W Liście do Koryntian św. Paweł ogłasza: „Oto teraz czas upragniony. Oto teraz czas zbawienia”.
- Te słowa podkreślają szczególną wagę Wielkiego Postu. Wielu ten okres kojarzy ze smutkiem, z przygnębieniem. Jak pokutować w XXI wieku? Jezus mówi bardzo wyraźnie: „Cóż bowiem za korzyść odniesie człowiek, choćby cały świat zyskał, a na swej duszy szkodę poniósł?” - cytował kaznodzieja.
A zatem co czynić i jak żyć, by pojednać się z Bogiem? Znowu Pan Jezus jednoznacznie uczy: „Rozdzierajcie jednak wasze serca, a nie szaty!”.
- Dlatego potrzeba nam przemiany serca, pokonania naszego własnego egoizmu, zmiany myślenia, uczynienia miejsce dla Boga, by Jego słowo stało się centrum naszego życia. Tęsknimy za Bożą miłością i pragniemy zmienić swoje życie, ale nie jest czymś łatwym nawrócić swoje serce - zaznaczył bp Jacek.
Jak określił, Wielki Post to czas uwalniania naszego serca z więzów tego świata. Aby tak się stało, musimy podjąć czyny zewnętrzne, czyny miłości. Jezus daje nam trzy drogi powrotu do miłości uporządkowanej: modlitwę, jałmużnę i post.
- Jeśli Bóg jest na właściwym miejscu w życiu, to wszystkie pozostałe rzeczy są na swoim miejscu. Modlitwa porządkuje naszą relacje z Bogiem, ale wpływa również na kształtowanie relacji z innymi ludźmi - nauczał biskup.
Apelował, by w czasie tych 40 dni nie zabrakło nam czasu na modlitwę, adorację Najświętszego Sakramentu, lekturę słowa Bożego. Warto wrócić do Gorzkich Żali oraz do Drogi Krzyżowej.
- Jałmużna sprawia, że pokonujemy nasze myślenie o sobie i dostrzegamy drugiego człowieka w potrzebie. Powróćmy zatem do uczynków miłosierdzia, zwłaszcza tych, które dotyczą sfery ciała.

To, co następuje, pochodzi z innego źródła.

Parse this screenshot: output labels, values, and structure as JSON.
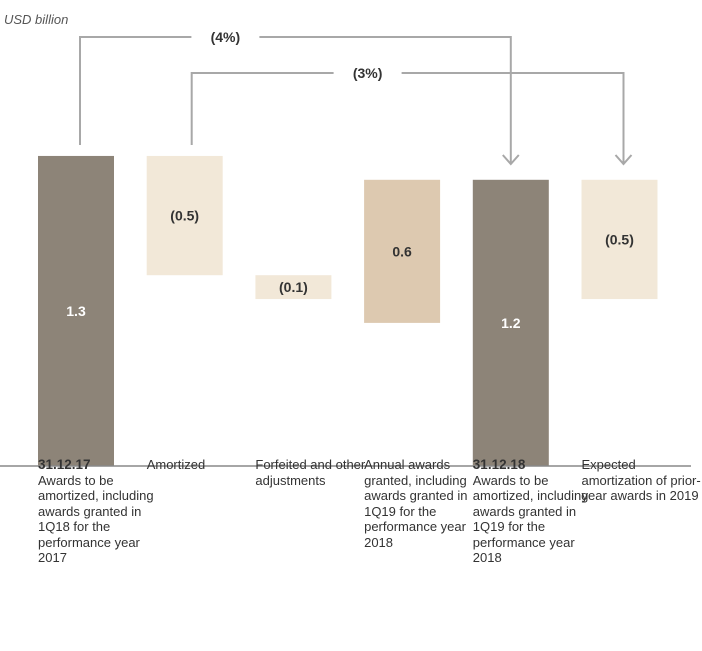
{
  "chart_data": {
    "type": "waterfall",
    "unit_label": "USD billion",
    "ylim": [
      0,
      1.4
    ],
    "bars": [
      {
        "name": "start",
        "head": "31.12.17",
        "label": "Awards to be amortized, including awards granted in 1Q18 for the performance year 2017",
        "value": 1.3,
        "base": 0,
        "top": 1.3,
        "value_label": "1.3",
        "color": "#8d8478",
        "text_color": "#ffffff"
      },
      {
        "name": "amortized",
        "head": "",
        "label": "Amortized",
        "value": -0.5,
        "base": 0.8,
        "top": 1.3,
        "value_label": "(0.5)",
        "color": "#f2e8d8",
        "text_color": "#333333"
      },
      {
        "name": "forfeited",
        "head": "",
        "label": "Forfeited and other adjustments",
        "value": -0.1,
        "base": 0.7,
        "top": 0.8,
        "value_label": "(0.1)",
        "color": "#f2e8d8",
        "text_color": "#333333"
      },
      {
        "name": "annual",
        "head": "",
        "label": "Annual awards granted, including awards granted in 1Q19 for the performance year 2018",
        "value": 0.6,
        "base": 0.6,
        "top": 1.2,
        "value_label": "0.6",
        "color": "#ddc9b0",
        "text_color": "#333333"
      },
      {
        "name": "end",
        "head": "31.12.18",
        "label": "Awards to be amortized, including awards granted in 1Q19 for the performance year 2018",
        "value": 1.2,
        "base": 0,
        "top": 1.2,
        "value_label": "1.2",
        "color": "#8d8478",
        "text_color": "#ffffff"
      },
      {
        "name": "expected",
        "head": "",
        "label": "Expected amortization of prior-year awards in 2019",
        "value": -0.5,
        "base": 0.7,
        "top": 1.2,
        "value_label": "(0.5)",
        "color": "#f2e8d8",
        "text_color": "#333333"
      }
    ],
    "annotations": [
      {
        "label": "(4%)",
        "from": 0,
        "to": 4
      },
      {
        "label": "(3%)",
        "from": 1,
        "to": 5
      }
    ]
  },
  "colors": {
    "arrow": "#a8a8a8",
    "baseline": "#888888"
  }
}
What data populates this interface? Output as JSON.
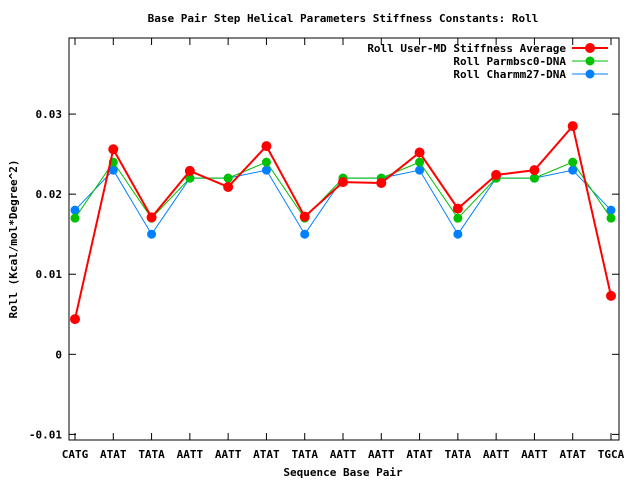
{
  "chart_data": {
    "type": "line",
    "title": "Base Pair Step Helical Parameters Stiffness Constants: Roll",
    "xlabel": "Sequence Base Pair",
    "ylabel": "Roll (Kcal/mol*Degree^2)",
    "categories": [
      "CATG",
      "ATAT",
      "TATA",
      "AATT",
      "AATT",
      "ATAT",
      "TATA",
      "AATT",
      "AATT",
      "ATAT",
      "TATA",
      "AATT",
      "AATT",
      "ATAT",
      "TGCA"
    ],
    "ylim": [
      -0.0107,
      0.0395
    ],
    "yticks": [
      -0.01,
      0,
      0.01,
      0.02,
      0.03
    ],
    "ytick_labels": [
      "-0.01",
      "0",
      "0.01",
      "0.02",
      "0.03"
    ],
    "grid": false,
    "legend_position": "top-right",
    "series": [
      {
        "name": "Roll User-MD Stiffness Average",
        "color": "#ff0000",
        "values": [
          0.0044,
          0.0256,
          0.0171,
          0.0229,
          0.0209,
          0.026,
          0.0172,
          0.0215,
          0.0214,
          0.0252,
          0.0182,
          0.0224,
          0.023,
          0.0285,
          0.0073
        ]
      },
      {
        "name": "Roll Parmbsc0-DNA",
        "color": "#00c000",
        "values": [
          0.017,
          0.024,
          0.017,
          0.022,
          0.022,
          0.024,
          0.017,
          0.022,
          0.022,
          0.024,
          0.017,
          0.022,
          0.022,
          0.024,
          0.017
        ]
      },
      {
        "name": "Roll Charmm27-DNA",
        "color": "#0080ff",
        "values": [
          0.018,
          0.023,
          0.015,
          0.022,
          0.022,
          0.023,
          0.015,
          0.022,
          0.022,
          0.023,
          0.015,
          0.022,
          0.022,
          0.023,
          0.018
        ]
      }
    ]
  }
}
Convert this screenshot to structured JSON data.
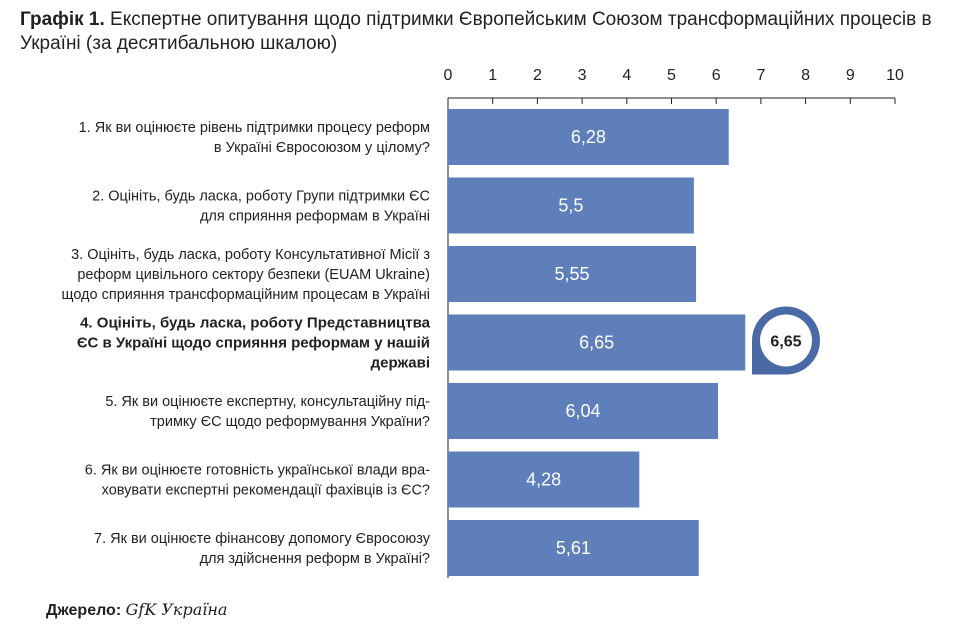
{
  "title": {
    "prefix": "Графік 1.",
    "text": "Експертне опитування щодо підтримки Європейським Союзом трансформаційних процесів в Україні (за десятибальною шкалою)"
  },
  "source": {
    "label": "Джерело:",
    "value": "GfK Україна"
  },
  "colors": {
    "bar": "#5e7fba",
    "callout": "#4a6aa6",
    "axis": "#231f20"
  },
  "chart_data": {
    "type": "bar",
    "orientation": "horizontal",
    "xlim": [
      0,
      10
    ],
    "ticks": [
      "0",
      "1",
      "2",
      "3",
      "4",
      "5",
      "6",
      "7",
      "8",
      "9",
      "10"
    ],
    "grid": false,
    "categories": [
      [
        "1. Як ви оцінюєте рівень підтримки процесу реформ",
        "в Україні Євросоюзом у цілому?"
      ],
      [
        "2. Оцініть, будь ласка, роботу Групи підтримки ЄС",
        "для сприяння реформам в Україні"
      ],
      [
        "3. Оцініть, будь ласка, роботу Консультативної Місії з",
        "реформ цивільного сектору безпеки (EUAM Ukraine)",
        "щодо сприяння трансформаційним процесам в Україні"
      ],
      [
        "4. Оцініть, будь ласка, роботу Представництва",
        "ЄС в Україні щодо сприяння реформам у нашій",
        "державі"
      ],
      [
        "5. Як ви оцінюєте експертну, консультаційну під-",
        "тримку ЄС щодо реформування України?"
      ],
      [
        "6. Як ви оцінюєте готовність української влади вра-",
        "ховувати експертні рекомендації фахівців із ЄС?"
      ],
      [
        "7. Як ви оцінюєте фінансову допомогу Євросоюзу",
        "для здійснення реформ в Україні?"
      ]
    ],
    "values": [
      6.28,
      5.5,
      5.55,
      6.65,
      6.04,
      4.28,
      5.61
    ],
    "value_labels": [
      "6,28",
      "5,5",
      "5,55",
      "6,65",
      "6,04",
      "4,28",
      "5,61"
    ],
    "highlight_index": 3,
    "highlight_label": "6,65"
  }
}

Zazwyczaj mamy na wszystko czas, ale nie na to, by dostrzec drugiego człowieka - mówił kaznodzieja.
Nawiązując do praktyki postu stwierdził, że jest ona wyrazem uporządkowanej miłości do samego siebie. Duch panuje nad ciałem, a dusza nas zmysłami. Poszcząc człowiek kieruje swoim życiem zgodnie z planem Boga. Post poskramia zmysły fizyczne, a budzi duchowe.
Biskup Jacek ostrzegał również przed pułapkami, które czyhają na nas w tym ważnym okresie przygotowania do Misterium Paschalnego.
- Pierwsza to zniechęcenie. Gdy ponosimy porażki, boimy się zaczynać od nowa. Druga to chęć bycia zauważonym. A Wielki Post staje się czasem ukrycia, w którym wszystko widzi Ojciec. Niech ten czas będzie nasycony głęboką refleksją, zadumą nad życiem, wiarą i powołaniem w świetle słowa Bożego, a nie w świetle słowa ludzkiego - życzył zebranym w archikatedrze wiernym bp Kiciński.